Oh and the Kerberos support through mod_kerb means that IIS just doesn't have a place in my world. Unless my customer really insists, and then I get to charge for the extra faffing around - I win in £££s and they get what they want.
Apache is the web server that just keeps on serving. No its not perfect, that's why development continues but its very, very good.
Cheers
Jon
The first thing to realize is that for most web servers, the speed of the webserver itself is immaterial. You typically find you will reach the limits of your database server or your network before the web server becomes slightly important.
The second thing to realize is that benchmarks 'showing' nginx to be faster than httpd are largely incorrect, or rather, are a result of a poorly configured httpd. One of the biggest complaints about httpd performance was the performance under the prefork MPM, which was typically chosen as the default MPM by distributors.
The MPM determines how httpd runs. The prefork MPM has one master process, which forks child processes and allocates requests sequentially to the children. It's how webservers worked 20 years ago, and allows things like PHP, which have non thread safe extensions, run safely embedded in the webserver - which is why distros choose it as a 'slow but works' default.

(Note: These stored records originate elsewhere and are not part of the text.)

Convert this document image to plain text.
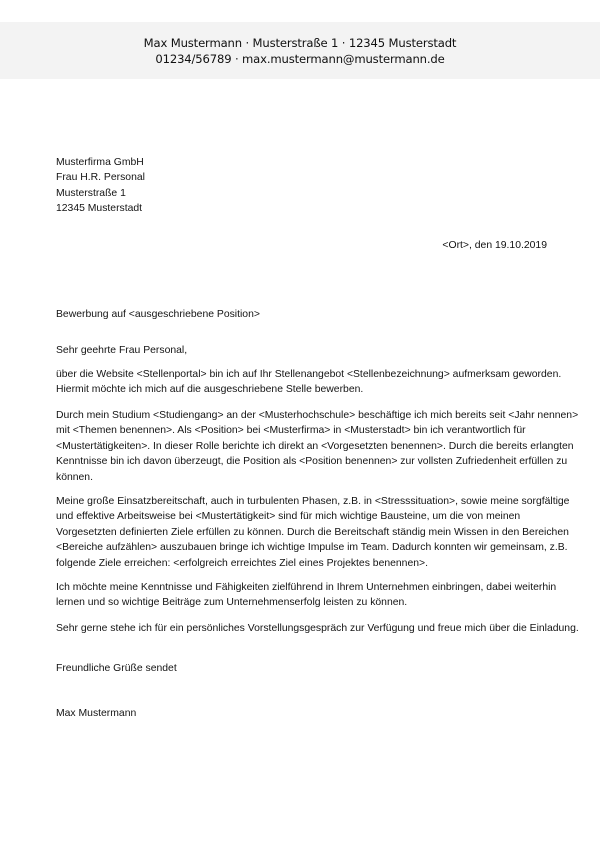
Max Mustermann · Musterstraße 1 · 12345 Musterstadt
01234/56789 · max.mustermann@mustermann.de
Musterfirma GmbH
Frau H.R. Personal
Musterstraße 1
12345 Musterstadt
<Ort>, den 19.10.2019
Bewerbung auf <ausgeschriebene Position>
Sehr geehrte Frau Personal,
über die Website <Stellenportal> bin ich auf Ihr Stellenangebot <Stellenbezeichnung> aufmerksam geworden.
Hiermit möchte ich mich auf die ausgeschriebene Stelle bewerben.
Durch mein Studium <Studiengang> an der <Musterhochschule> beschäftige ich mich bereits seit <Jahr nennen>
mit <Themen benennen>. Als <Position> bei <Musterfirma> in <Musterstadt> bin ich verantwortlich für
<Mustertätigkeiten>. In dieser Rolle berichte ich direkt an <Vorgesetzten benennen>. Durch die bereits erlangten
Kenntnisse bin ich davon überzeugt, die Position als <Position benennen> zur vollsten Zufriedenheit erfüllen zu
können.
Meine große Einsatzbereitschaft, auch in turbulenten Phasen, z.B. in <Stresssituation>, sowie meine sorgfältige
und effektive Arbeitsweise bei <Mustertätigkeit> sind für mich wichtige Bausteine, um die von meinen
Vorgesetzten definierten Ziele erfüllen zu können. Durch die Bereitschaft ständig mein Wissen in den Bereichen
<Bereiche aufzählen> auszubauen bringe ich wichtige Impulse im Team. Dadurch konnten wir gemeinsam, z.B.
folgende Ziele erreichen: <erfolgreich erreichtes Ziel eines Projektes benennen>.
Ich möchte meine Kenntnisse und Fähigkeiten zielführend in Ihrem Unternehmen einbringen, dabei weiterhin
lernen und so wichtige Beiträge zum Unternehmenserfolg leisten zu können.
Sehr gerne stehe ich für ein persönliches Vorstellungsgespräch zur Verfügung und freue mich über die Einladung.
Freundliche Grüße sendet
Max Mustermann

A better choice for MPM are the worker and event MPMs. The worker MPM has a hybrid multi-proces/multi-thread model, which massively increases performance, and the event MPM is similar, but has dedicated threads for handling KeepAlives. These don't work well with things like mod_php, but then neither does nginx - you don't get mod_foo for nginx. Instead, with nginx and httpd-event, you run your PHP and python web apps via FCGI/WSGI.
In 2.4 MPMs are now loadable, so the choice of the distro maintainer no longer limits you. The other big thing is that event MPM is no longer 'experimental' as it was throughout the 2.2 series - although that didn't stop us running it in production for the last 5 years. The third highlight is mod_proxy_fcgi, which allows you to dispense of webservers on your backend app servers when using httpd as a front end proxy.
When httpd is configured like this, it is easily on a par with nginx.